2 Methodology and Materials

2.1 Data sources

The literature data adopted for this research were acquired from two common and influential scientific databases, i.e. the Science Citation Index Expanded (SCI-E) and the Social Science Citation Index (SSCI) of WOS (Wu, 2015). These following terms were used to retrieve related publications: TS = (“uncertain*” AND “water” AND (“modeling” OR “simulat*”) AND (“basin” OR “watershed”) AND (“manage*” OR “allocation”)) (“TS” represents an article subject and “*” represents a fuzzy search).
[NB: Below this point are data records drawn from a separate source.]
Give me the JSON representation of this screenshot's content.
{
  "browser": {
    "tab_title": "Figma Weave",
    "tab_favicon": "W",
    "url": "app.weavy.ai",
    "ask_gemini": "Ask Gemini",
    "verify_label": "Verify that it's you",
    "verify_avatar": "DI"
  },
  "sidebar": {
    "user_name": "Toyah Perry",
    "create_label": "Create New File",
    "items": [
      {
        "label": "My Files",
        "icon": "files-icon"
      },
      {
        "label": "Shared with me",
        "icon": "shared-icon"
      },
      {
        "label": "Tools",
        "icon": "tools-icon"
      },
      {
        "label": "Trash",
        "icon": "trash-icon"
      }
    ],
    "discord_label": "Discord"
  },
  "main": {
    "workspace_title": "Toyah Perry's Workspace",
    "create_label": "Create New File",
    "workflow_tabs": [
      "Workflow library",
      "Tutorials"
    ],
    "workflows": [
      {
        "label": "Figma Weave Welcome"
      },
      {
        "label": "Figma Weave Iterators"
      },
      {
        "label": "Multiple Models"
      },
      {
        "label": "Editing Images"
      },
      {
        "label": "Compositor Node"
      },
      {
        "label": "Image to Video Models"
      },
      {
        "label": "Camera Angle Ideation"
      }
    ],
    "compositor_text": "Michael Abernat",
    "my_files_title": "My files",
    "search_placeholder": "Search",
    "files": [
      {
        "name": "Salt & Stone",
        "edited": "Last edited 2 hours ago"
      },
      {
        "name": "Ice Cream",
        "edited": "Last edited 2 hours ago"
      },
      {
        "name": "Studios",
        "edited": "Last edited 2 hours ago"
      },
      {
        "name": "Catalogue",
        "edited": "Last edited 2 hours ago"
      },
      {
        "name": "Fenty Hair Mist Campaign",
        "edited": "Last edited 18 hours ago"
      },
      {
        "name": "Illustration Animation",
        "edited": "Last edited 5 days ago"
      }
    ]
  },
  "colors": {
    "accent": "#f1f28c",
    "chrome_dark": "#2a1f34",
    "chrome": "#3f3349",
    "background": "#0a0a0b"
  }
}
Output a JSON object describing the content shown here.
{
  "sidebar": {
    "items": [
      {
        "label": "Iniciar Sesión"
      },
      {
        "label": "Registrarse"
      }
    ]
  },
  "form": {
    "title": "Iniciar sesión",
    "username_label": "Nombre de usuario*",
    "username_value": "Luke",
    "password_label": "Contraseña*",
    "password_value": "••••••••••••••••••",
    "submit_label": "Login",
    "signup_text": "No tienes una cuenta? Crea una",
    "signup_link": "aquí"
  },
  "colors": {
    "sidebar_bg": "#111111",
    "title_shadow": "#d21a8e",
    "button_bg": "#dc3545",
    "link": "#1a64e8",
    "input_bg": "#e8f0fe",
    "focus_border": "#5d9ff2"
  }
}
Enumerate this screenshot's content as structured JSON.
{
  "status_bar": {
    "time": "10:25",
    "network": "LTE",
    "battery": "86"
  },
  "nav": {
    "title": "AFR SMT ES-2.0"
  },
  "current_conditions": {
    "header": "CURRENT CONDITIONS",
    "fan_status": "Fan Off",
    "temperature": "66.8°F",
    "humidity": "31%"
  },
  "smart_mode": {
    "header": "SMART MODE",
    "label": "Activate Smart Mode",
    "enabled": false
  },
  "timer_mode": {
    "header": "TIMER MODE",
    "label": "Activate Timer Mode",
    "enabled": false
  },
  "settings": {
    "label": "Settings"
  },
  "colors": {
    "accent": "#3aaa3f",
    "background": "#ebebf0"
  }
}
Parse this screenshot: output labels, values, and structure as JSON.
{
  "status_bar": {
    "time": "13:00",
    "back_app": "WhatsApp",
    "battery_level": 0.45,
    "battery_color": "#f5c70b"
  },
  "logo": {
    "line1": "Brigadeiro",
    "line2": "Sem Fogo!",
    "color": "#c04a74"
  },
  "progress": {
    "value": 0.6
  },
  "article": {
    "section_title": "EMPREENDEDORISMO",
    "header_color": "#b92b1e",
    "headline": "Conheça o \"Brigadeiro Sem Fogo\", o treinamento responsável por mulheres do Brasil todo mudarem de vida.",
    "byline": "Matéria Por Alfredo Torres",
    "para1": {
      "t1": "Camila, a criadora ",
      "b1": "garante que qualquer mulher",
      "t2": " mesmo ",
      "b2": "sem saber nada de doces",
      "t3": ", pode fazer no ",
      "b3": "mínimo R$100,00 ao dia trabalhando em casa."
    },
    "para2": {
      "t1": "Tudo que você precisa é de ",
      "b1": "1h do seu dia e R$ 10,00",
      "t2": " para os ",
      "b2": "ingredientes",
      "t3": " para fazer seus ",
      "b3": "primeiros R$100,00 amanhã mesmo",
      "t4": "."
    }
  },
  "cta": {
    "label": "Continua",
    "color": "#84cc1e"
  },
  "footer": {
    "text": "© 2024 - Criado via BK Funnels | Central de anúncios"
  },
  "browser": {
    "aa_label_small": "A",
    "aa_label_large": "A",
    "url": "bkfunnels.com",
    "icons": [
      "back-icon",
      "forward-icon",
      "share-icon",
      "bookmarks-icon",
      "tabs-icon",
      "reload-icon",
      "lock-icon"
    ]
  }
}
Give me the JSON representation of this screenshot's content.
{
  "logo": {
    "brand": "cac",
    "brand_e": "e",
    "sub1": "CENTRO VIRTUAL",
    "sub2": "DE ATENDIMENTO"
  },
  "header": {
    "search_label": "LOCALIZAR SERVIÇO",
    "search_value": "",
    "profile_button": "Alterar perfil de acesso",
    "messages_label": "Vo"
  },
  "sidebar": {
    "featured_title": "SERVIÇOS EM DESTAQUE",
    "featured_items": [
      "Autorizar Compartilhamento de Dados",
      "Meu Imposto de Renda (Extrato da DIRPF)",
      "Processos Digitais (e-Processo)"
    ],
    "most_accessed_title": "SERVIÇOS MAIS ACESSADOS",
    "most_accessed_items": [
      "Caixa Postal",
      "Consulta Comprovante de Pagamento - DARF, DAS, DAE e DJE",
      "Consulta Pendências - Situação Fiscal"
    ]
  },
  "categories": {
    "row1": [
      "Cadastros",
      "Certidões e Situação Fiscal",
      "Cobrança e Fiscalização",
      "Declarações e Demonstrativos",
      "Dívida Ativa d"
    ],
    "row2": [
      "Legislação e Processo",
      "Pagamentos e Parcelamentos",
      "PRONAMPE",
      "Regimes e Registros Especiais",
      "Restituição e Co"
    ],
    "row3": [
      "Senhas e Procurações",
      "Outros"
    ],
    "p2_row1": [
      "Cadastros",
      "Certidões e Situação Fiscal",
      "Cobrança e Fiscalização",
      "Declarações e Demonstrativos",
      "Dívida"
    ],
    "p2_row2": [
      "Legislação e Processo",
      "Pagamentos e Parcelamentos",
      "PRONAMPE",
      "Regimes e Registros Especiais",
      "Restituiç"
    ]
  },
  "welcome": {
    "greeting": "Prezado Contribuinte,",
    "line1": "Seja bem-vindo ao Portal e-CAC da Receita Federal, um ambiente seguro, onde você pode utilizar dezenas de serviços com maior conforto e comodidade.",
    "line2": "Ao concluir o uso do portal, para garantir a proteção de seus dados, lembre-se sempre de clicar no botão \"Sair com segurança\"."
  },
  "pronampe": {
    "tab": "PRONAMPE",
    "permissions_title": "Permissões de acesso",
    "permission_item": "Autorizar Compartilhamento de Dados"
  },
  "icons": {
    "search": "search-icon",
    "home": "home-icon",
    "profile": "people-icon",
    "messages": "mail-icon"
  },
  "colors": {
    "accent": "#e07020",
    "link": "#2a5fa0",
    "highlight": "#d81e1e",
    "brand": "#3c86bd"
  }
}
Under these conditions, a total of 2,020 documents with full bibliographic records were retrieved and downloaded as related research from 1991 to 2018.

2.2 Statistical methods

CiteSpace is a popular and widespread tool in the bibliometric study, visualizing frontier knowledge, and constructing a network in the domain of science (Chen 2004). In the view maps generated by CiteSpace, nodes represent items (each item has a keyword, author, journal, and country information), and links represent a co-citation structure. Additionally, every node illustrates three types of colours and different thicknesses to represent its centrality value (Chen, 2006; Xie et al., 2015)). For example, the red ring on a node demonstrates a burst discovered while the purple rim indicates high betweenness centrality (≥0.1), which represents the significance of the whole network (Freeman, 1979; Liu et al., 2015; Chen, 2010).
The following landscape views were acquired from publications in 1991-2018, and the 50 most cited journals were used to build a knowledge network originally. Afterwards, each network was generated and enclosed 2,020 references. The time horizon from 1991 to 2018 was divided into three periods (i.e., 1991-1999, 2000-2009, and 2010-2018). Five types involving author, institution, country, keyword, and cited reference were fixed according to the research need. A few parameters were set as defaults. Then, the collaboration network and co-occurrence network were analyzed based on the frequency, burst, and centrality to identify research characteristics and trends in uncertainty watershed modeling and management.